13. A similar view has been reiterated by the Constitution Bench of this Court in State of Karnataka v. Umadevi (3), observing that any appointment made in violation of the statutory rules as also in violation of Articles 14 and 16 of the Constitution would be a nullity. "Adherence to Articles 14 and 16 of the Constitution is a must in the process of public employment." The Court further rejected the prayer that ad hoc appointees working for long be considered for regularisation as such a course only encourages the State to flout its own rules and would confer undue benefits on some at the cost of many waiting to compete."
(emphasis supplied) 8
17. In view of the aforesaid decisions, without there being any public advertisement and without giving an opportunity to the public at large to compete for the post in question, no public employment could have been given to anyone. If the contractor's employees are regularised into the services of the public sector, it will tantamount to regularisation of services, of back door entrants without there being any public advertisement. These aspects of the matters have been properly appreciated by the learned Single Judge while deciding the writ petition being W.P.(L) No.5479 of 2014 dated 30 th March, 2015.

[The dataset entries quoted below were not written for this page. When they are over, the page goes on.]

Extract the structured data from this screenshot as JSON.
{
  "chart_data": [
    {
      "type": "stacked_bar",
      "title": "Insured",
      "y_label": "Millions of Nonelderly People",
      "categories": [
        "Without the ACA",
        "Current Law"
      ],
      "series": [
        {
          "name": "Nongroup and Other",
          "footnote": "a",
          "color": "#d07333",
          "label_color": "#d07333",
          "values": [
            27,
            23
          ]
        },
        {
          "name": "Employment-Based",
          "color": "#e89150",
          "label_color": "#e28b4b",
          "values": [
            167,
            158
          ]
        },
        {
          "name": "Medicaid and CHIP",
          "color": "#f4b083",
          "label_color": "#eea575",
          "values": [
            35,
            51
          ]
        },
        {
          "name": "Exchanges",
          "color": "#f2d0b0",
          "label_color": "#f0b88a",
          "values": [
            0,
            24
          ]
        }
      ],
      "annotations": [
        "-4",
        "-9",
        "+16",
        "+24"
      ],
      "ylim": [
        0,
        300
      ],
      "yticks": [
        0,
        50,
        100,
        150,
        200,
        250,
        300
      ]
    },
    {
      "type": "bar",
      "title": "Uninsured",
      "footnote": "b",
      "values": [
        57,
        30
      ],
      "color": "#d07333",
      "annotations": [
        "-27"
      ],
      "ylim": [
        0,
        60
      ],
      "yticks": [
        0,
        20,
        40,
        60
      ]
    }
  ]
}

18. There is no substance in this Letters Patent Appeal and accordingly this Letters Patent Appeal is, hereby, dismissed with a cost of Rs.15000/- (rupees fifteen thousand) which will be deposited by the appellant (original petitioner) before the Secretary, Department of Women & Child Development and Social Welfare, Government of Jharkhand, Ranchi towards Juvenile Justice Fund. This amount will be deposited in the Bank Account No.3734498462-5, Jharkhand Juvenile Justice Fund, State Bank of India, Project Bhawan, Hatia, Ranchi, either by cheque or bank draft, within a period of six weeks from today. This amount shall be utilised for the welfare of the juveniles, as per the duties assigned to the State under the Juvenile Justice Act.
19. Copy of this order will be sent to:
(a) the Secretary, Department of Women & Child Development and Social Welfare, Government of Jharkhand, Ranchi;
(b) the Member Secretary, Jharkhand State Legal Services Authority, Nyay Sadan, Doranda, Ranchi.
20. This Letters Patent Appeal is, hereby, dismissed with cost.